Although some of Oliphant's essays indicate that she did not support the notion of women's rights, the female characters she wrote were often far from the Victorian ideal of submissive and nurturing wife and mother. Many, like Oliphant herself, were strong women forced to support weak men, in some cases by taking employment outside the home; biographers have traced this recurring theme to her disappointment with the men in her own life. In addition to her economically crippled brothers, Oliphant's sons failed to make a way for themselves, despite her sacrificial arrangements for their first-rate education. Oliphant blamed her indulgence of them for their failures. She was equally hard on herself in regards to her writing, noting in her autobiography (despite the earlier speculation about The Chronicles of Carlingford) that she would never be mentioned in the same breath with George Eliot. She stated flatly that "to bring up the boys for the service of God was better than to write a fine novel, supposing even that it was in me to do so."

The death of her son Cyril in 1890 began the "ebb tide," as she called it, of Oliphant's life. Her health began to decline, and the death of Frank, her last surviving child, in 1894 was a further blow. Her final project was a history of the Blackwood publishing house, which remained unfinished at the time of her death in 1897 at her home in Windsor, England. It was published posthumously, as was her Autobiography and Letters, in 1899.

sources:

Buck, Claire, ed. The Bloomsbury Guide to Women's Literature. NY: Prentice Hall, 1992.

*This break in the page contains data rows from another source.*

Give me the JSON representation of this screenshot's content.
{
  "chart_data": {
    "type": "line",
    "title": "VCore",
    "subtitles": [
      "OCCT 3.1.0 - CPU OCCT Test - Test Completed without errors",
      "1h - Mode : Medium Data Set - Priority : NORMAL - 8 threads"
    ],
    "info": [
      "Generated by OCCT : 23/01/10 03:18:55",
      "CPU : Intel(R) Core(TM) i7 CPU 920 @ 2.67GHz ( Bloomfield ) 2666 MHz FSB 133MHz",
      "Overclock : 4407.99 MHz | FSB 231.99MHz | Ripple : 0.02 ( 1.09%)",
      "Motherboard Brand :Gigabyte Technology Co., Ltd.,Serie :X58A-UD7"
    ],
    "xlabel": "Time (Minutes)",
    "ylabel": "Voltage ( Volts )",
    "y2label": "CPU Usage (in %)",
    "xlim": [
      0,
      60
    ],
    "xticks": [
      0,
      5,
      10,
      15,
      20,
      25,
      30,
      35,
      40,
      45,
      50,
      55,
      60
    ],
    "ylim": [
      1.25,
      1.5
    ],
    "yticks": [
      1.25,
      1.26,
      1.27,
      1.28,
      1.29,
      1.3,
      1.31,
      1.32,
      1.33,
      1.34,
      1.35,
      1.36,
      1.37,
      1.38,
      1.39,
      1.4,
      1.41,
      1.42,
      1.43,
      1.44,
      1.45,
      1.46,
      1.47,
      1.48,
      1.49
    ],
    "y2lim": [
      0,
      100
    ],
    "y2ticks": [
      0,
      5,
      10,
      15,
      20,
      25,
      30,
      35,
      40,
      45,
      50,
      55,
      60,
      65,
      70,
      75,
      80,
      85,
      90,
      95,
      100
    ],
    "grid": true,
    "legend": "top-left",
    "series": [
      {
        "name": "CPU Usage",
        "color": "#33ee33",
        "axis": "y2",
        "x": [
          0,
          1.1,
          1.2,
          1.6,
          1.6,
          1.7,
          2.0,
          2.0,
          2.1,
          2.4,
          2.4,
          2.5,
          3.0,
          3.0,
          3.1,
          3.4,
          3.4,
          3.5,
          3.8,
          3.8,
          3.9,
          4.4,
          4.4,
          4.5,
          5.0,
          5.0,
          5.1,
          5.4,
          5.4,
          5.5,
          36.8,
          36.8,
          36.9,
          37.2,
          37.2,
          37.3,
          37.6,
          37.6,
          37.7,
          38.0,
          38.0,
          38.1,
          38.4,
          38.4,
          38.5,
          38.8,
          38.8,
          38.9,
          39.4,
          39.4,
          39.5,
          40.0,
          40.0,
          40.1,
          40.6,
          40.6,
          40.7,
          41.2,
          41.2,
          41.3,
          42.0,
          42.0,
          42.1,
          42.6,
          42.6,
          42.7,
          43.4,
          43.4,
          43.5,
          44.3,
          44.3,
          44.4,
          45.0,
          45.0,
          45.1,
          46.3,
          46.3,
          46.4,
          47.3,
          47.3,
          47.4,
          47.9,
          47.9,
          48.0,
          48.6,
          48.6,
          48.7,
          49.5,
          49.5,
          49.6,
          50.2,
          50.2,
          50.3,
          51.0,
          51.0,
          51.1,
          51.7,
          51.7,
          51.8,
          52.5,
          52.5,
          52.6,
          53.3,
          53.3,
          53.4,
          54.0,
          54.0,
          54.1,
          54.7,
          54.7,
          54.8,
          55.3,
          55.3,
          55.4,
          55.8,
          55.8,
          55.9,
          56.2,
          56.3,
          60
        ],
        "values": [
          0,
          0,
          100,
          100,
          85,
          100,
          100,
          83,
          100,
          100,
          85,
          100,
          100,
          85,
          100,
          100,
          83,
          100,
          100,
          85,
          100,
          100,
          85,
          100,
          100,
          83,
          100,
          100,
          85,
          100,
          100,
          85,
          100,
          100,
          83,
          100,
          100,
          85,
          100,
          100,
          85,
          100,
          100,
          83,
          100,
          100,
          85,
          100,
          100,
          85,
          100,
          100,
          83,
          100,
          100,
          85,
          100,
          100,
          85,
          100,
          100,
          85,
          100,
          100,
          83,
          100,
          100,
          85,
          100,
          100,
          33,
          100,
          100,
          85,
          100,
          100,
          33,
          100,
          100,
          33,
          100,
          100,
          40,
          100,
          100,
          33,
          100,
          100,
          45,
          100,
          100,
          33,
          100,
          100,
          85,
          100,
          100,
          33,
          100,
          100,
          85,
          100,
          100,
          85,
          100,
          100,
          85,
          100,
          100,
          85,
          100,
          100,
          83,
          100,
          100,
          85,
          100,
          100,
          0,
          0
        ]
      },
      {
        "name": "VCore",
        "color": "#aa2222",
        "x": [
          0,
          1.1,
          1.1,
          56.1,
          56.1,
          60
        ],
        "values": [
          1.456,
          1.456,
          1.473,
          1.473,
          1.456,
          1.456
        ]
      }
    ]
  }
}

Fisk, Mary Lou, in Dictionary of Literary Biography, Vol. 159. British Short-Fiction Writers, 1800–1880. Edited by John R. Greenfield. Detroit, MI: Gale Research, 1996.

Kunitz, Stanley J., and Howard Haycraft, eds. British Authors of the Nineteenth Century. NY: H.W. Wilson, 1936.

Shattock, Joanne. The Oxford Guide to British Women Writers. Oxford and NY: Oxford University Press, 1993.

Uglow, Jennifer S., comp. and ed. The International Dictionary of Women's Biography. NY: Continuum, 1985.

Winnifrith, Tom. Dictionary of Literary Biography, Vol. 18. Victorian Novelists After 1885. Edited by Ira B. Nadel and William E. Fredeman. Detroit, MI: Gale Research, 1983.